Kilroy Dondi Vance is an eighteen-year-old mixed-race Brooklynite who deals pot and goes to prep school on scholarship, all while growing up in the shadow of his absentee father, Billy Rage, a legendary graffiti writer who disappeared from New York City in 1989 following a public feud with MTA police chief Anastacio Bracken.

Now it’s 2005. Bracken is running for mayor of New York City. And who should Dondi discover on a rooftop in Brooklyn but his father, newly returned to the city and ready to settle the score. The return of Rage and the mayoral race of Bracken prompt a reunion of every graffiti writer who mattered in the 1980s—in order to thwart Bracken with the greatest graffiti stunt New York City has ever seen.

Rage Is Back delivers a mind-bending journey through a subterranean world of epic heroes and villains. Moving through the city’s unseen communities, from the tunnel camps of the Mole People to the drug dens of Crown Heights, Rage Is Back is many things: a dramatic, hilarious thrill ride; a love letter to NYC that introduces the most powerful urban underdog narrator this side of The Brief Wondrous Life of Oscar Wao, and a literary tour de force from a writer on the brink of real stardom.
t’s not easy to describe a book like this one, because it really doesn’t fit into any formal categories. It’s a mix of comedy, urban attitude, and sharp sociological analysis. It really surprised me how much I enjoyed reading it, actually.

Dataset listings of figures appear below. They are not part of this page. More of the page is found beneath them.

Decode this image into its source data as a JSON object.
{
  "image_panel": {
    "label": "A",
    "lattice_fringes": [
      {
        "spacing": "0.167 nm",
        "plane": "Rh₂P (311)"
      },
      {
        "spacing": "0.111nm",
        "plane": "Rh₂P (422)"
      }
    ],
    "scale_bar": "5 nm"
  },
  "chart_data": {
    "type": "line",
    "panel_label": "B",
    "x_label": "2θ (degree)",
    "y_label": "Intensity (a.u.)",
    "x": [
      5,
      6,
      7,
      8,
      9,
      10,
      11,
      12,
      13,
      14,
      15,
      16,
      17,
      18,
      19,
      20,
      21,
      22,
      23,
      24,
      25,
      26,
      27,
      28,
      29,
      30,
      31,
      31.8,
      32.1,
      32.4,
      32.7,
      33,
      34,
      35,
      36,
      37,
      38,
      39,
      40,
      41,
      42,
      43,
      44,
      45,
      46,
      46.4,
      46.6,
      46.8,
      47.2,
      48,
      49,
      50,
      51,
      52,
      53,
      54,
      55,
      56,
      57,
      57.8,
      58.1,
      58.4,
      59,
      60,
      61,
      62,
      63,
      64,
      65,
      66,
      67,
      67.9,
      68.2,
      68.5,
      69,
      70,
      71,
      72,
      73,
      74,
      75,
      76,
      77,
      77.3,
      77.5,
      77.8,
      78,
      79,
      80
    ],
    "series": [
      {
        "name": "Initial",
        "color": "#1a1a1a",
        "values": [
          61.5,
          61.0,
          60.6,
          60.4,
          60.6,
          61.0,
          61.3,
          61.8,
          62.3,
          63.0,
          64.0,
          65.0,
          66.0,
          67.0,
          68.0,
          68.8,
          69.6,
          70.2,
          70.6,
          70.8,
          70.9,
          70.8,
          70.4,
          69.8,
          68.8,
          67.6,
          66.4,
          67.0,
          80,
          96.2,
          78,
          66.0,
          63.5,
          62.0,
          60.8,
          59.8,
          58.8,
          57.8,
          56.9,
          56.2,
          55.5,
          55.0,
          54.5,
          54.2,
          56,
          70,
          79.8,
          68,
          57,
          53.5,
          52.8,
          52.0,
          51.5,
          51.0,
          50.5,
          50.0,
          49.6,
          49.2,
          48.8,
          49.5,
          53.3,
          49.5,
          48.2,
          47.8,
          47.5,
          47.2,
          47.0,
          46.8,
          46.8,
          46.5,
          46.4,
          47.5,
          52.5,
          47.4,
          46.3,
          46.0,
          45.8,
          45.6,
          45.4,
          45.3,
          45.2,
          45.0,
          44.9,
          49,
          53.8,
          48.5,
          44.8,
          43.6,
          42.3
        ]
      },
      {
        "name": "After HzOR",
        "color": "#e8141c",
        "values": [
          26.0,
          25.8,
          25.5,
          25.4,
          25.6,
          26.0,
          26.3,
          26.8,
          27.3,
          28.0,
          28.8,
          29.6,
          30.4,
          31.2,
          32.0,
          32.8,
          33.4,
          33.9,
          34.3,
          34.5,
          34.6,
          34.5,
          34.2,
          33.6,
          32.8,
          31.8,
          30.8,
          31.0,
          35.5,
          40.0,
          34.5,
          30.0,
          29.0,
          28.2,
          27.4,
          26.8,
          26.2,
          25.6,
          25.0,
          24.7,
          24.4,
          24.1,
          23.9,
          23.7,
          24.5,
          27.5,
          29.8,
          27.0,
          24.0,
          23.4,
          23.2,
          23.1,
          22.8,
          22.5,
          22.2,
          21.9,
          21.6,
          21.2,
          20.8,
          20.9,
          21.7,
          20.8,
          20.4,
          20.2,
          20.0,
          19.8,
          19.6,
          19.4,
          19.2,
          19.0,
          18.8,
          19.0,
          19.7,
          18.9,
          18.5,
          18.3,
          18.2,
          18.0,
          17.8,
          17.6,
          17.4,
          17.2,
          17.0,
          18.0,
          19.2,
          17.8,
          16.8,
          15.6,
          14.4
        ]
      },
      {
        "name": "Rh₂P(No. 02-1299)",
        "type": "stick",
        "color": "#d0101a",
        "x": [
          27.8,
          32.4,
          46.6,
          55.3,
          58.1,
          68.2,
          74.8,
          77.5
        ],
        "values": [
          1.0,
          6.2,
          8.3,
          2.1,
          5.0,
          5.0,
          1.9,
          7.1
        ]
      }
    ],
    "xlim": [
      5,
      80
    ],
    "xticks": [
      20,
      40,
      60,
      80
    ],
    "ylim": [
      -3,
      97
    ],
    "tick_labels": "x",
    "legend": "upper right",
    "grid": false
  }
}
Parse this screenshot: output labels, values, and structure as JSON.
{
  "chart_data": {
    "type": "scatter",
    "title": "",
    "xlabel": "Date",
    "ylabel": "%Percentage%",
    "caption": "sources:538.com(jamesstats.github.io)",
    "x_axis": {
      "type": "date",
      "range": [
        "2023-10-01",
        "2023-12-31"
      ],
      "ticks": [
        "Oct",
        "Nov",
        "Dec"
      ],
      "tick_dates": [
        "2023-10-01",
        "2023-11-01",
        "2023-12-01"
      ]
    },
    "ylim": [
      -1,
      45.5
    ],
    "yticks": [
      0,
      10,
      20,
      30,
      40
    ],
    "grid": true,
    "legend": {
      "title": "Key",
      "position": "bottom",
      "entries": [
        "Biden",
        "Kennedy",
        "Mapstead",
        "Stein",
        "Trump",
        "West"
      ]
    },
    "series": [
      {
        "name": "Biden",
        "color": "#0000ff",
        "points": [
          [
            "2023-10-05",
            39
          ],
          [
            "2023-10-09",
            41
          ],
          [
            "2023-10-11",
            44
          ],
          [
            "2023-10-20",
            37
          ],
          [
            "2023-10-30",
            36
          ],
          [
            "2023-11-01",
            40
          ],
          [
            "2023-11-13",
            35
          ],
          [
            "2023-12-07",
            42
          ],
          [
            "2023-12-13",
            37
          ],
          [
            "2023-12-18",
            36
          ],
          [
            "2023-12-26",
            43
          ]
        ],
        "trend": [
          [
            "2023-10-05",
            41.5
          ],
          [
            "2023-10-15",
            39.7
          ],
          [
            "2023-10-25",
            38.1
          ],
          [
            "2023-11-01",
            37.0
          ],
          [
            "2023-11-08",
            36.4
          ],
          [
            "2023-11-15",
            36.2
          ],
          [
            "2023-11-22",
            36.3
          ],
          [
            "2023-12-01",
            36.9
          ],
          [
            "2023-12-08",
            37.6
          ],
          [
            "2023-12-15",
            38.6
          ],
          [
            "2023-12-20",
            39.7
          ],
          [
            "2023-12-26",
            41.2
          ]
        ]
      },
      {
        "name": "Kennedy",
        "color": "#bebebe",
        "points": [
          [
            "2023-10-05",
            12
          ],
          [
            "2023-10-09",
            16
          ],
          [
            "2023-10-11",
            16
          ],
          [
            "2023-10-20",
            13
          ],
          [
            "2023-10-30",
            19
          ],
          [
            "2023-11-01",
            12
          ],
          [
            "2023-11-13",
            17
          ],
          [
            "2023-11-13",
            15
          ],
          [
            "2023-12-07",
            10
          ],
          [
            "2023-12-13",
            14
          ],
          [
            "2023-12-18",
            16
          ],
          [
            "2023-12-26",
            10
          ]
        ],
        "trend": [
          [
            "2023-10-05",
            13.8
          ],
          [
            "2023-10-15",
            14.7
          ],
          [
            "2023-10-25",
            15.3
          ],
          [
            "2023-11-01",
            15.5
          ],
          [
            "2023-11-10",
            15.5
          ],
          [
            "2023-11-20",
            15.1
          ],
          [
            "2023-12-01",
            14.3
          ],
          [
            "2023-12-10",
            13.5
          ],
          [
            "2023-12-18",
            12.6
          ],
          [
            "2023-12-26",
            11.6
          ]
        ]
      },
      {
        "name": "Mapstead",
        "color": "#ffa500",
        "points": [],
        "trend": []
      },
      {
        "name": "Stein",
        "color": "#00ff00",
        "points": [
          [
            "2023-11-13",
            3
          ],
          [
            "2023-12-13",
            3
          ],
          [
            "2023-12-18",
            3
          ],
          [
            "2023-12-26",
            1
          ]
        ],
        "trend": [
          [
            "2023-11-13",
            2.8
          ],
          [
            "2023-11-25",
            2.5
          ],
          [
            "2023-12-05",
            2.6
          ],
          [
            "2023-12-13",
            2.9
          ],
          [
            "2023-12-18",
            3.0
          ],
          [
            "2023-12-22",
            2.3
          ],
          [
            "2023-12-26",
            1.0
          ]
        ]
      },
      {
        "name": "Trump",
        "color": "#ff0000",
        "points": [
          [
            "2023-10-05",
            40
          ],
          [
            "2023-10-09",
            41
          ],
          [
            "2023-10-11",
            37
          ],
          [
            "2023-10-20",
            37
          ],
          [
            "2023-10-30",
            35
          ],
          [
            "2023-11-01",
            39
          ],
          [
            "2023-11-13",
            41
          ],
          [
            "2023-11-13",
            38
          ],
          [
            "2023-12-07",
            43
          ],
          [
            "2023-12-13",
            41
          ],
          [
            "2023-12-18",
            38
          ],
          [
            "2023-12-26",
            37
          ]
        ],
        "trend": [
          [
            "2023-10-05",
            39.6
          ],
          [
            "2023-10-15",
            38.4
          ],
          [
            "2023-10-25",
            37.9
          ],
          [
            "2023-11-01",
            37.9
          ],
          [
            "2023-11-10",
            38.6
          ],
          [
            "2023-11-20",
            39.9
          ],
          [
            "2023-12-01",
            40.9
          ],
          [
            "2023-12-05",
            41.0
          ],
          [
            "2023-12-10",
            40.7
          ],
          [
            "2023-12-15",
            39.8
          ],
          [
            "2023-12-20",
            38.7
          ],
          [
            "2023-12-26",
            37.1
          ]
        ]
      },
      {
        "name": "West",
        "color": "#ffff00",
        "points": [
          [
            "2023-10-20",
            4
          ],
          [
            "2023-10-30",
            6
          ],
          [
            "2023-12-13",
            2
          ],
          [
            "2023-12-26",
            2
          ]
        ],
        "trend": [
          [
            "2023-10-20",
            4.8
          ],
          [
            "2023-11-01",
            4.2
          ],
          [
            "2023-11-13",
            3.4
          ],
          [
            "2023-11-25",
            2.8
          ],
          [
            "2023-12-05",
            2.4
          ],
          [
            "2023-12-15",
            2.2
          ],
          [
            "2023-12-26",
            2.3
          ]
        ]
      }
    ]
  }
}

What makes this book so special is the narrator. His voice is wholly unique, and one that resonates from the very first sentence. Dondi, a young man born into the world of graffiti, is struggling to find his place. It could have turned into a melodrama, but the tight writing, the sharply comedic dialogues and monologues, make it such an entertaining book to read. Once you start it’s very hard to put down.

There is also a bit of magical realism, just a touch of it, throughout the pages, so that you get even more of a sense of mystique added to the already tricky world of graffiti. This is definitely a book worth reading, and one that I think most people will enjoy. Don’t let the subject matter deter you. This is one fabulously refreshing read.